Likewise, this area can also be applied the use of words that generate stimuli when reading them, for example: “offer”, “2×1”, “50% discount”, etc. It also serves to attract the attention of the public set the price of a product in cents (example, 0.99 euros instead of 1 euro).


The ear It is the meaning to which this type of neuromarketing appeals, using elements that make customers hook up with the brand. For example, the music you usually listen to inside a particular establishment it is an element of auditory neuromarketing. If you have gone to a youth clothing store and you realize that lively music, dance music, etc., is usually heard in the background music of that store, it is possible that you are encouraged to buy that outfit that you would use to go out to a party or to an event in particular.

Another case that illustrates this type of neuromarketing occurs when you are in a supermarket, pharmacy or even a home products store: generally, the music that plays there is much softer and more relaxed, which means that you can buy with greater tranquility.


This type of neuromarketing encompasses the remaining senses: taste, touch, and smell. It usually generates a greater impact on the consumer when, for example, they are walking and feel the smell of freshly baked bread emanating from a bakery (in the case of smell); when tasting a sample of a dish offered in a restaurant (in the case of taste), or, appealing to the touch, when a customer touches a garment to see how good the quality of the fabric with which it was made is , etc.
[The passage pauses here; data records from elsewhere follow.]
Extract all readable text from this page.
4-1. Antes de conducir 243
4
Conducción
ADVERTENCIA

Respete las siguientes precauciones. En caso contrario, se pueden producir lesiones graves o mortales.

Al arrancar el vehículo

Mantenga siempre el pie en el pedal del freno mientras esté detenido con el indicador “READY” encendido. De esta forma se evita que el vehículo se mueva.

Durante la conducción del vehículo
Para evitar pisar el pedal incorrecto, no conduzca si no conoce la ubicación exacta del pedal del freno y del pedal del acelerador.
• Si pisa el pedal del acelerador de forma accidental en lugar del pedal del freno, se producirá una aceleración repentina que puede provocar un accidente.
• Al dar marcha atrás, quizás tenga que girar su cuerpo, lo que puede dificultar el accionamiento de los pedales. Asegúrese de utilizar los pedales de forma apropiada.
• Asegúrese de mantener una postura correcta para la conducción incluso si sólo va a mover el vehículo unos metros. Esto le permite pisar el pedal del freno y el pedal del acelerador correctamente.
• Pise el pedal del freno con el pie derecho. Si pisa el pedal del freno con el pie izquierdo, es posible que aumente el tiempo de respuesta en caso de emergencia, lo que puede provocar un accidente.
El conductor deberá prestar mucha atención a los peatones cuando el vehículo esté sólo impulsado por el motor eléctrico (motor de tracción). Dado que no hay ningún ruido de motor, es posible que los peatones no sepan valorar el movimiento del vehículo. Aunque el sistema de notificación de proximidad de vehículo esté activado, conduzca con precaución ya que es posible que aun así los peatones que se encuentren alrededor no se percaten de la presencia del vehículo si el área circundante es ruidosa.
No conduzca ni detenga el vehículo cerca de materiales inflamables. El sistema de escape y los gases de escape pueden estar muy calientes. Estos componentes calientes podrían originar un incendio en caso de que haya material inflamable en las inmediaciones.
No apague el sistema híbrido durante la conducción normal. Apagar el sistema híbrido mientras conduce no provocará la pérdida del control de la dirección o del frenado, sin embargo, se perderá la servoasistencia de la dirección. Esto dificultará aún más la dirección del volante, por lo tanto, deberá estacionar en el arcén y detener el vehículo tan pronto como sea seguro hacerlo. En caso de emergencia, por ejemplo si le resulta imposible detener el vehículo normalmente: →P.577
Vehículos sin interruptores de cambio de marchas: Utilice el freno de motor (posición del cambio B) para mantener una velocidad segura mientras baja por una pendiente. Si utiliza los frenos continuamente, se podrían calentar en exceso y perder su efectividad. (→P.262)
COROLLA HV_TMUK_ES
Success stories in neuromarketing

Of course, many famous brands have achieved the success and reputation they have thanks to their marketing strategies. But without a doubt, neuromarketing has played a fundamental role in terms of the engagement of these brands with their customers.
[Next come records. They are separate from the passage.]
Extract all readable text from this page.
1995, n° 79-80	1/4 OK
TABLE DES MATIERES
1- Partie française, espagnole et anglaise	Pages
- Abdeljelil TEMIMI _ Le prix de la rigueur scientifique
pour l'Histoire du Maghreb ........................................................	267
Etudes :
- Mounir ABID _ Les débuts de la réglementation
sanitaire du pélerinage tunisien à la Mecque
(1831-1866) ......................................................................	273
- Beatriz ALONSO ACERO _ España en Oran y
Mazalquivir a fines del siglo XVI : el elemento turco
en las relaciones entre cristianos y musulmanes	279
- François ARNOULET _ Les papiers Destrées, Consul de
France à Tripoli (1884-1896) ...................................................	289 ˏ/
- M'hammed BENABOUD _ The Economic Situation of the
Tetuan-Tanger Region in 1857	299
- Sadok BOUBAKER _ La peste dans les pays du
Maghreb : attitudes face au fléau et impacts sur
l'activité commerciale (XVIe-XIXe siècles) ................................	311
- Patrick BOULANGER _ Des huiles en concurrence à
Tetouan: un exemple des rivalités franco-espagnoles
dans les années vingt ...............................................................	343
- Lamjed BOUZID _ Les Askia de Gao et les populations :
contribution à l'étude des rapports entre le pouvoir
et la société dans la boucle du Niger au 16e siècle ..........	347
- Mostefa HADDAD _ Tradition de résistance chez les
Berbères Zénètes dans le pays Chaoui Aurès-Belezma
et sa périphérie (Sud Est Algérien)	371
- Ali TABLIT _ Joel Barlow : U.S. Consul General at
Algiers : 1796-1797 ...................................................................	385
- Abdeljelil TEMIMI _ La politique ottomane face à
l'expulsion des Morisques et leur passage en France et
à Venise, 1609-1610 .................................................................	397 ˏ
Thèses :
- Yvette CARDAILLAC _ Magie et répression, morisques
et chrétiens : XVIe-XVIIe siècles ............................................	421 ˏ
Next, we present the cases of some world-renowned brands that have applied neuromarketing and has reported success over time:


Widely recognized in the world, Coke is a living example of appealing to feelings when creating new advertising campaigns. In 2016, the popular soft drink conducted a study involving the participation of several consumers, who had to view one of the brand’s advertisements. All this was done with the aim of detect and capture their emotions with each projected image and their reactions to seeing them.
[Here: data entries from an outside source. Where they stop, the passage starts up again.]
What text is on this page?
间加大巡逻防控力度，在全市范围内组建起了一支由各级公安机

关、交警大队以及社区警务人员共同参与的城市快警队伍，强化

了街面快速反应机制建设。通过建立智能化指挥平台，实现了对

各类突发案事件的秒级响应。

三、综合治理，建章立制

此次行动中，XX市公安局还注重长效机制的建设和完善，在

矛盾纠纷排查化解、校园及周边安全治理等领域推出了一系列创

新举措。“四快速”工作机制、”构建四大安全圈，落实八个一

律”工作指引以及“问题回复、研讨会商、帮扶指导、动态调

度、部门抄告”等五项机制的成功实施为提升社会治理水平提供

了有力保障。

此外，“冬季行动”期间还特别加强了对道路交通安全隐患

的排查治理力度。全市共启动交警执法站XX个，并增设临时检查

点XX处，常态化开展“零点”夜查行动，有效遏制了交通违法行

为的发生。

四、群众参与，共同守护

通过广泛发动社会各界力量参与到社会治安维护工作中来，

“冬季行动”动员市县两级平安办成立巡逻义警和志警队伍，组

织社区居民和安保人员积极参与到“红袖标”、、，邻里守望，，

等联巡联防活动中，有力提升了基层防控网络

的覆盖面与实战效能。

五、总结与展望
By studying this entire series of behaviors, Coca-Cola was able to knowing exactly what kind of feelings it provoked in consumers in a more realistic and transparent way seeing all this promotional material of your brand.

El Canal del clima

The famous 24-hour television network dedicated to weather reporting, El Canal del clima, at the time introduced a analysis system based on neuromarketing with the aim of discovering what the real opinions of viewers are regarding the content they broadcast within their programming grid. Detecting that the majority of its audience were men, the television station decided to take matters into its own hands in order to attract the female audience.

This is how The Weather Channel, based on a series of case studies within the brain of women, created several advertising campaigns promoting a healthier lifestyle, thus achieving a positive impact on the channel’s female audience.

Five Guys

Five Guys is a fast food chain, specialized in hamburgers and fries, originally from the United States and with a presence in countries such as the United Kingdom, Germany, Canada, France and Spain. In recent years, this fast food chain has applied neuromarketing to provide your customers with a more sensory experience when consuming their dishesdoing it in a very particular way: it gets into the mind of the consumer without him realizing it at the time.

They make this possible through various techniques. For example, invoking the power of free offers, in Five Guys they give away toppings to consumers without making the customer believe that they are saving money, but rather under the concept that they are enjoying a much more flexible consumption experience and comfortable for your satisfaction.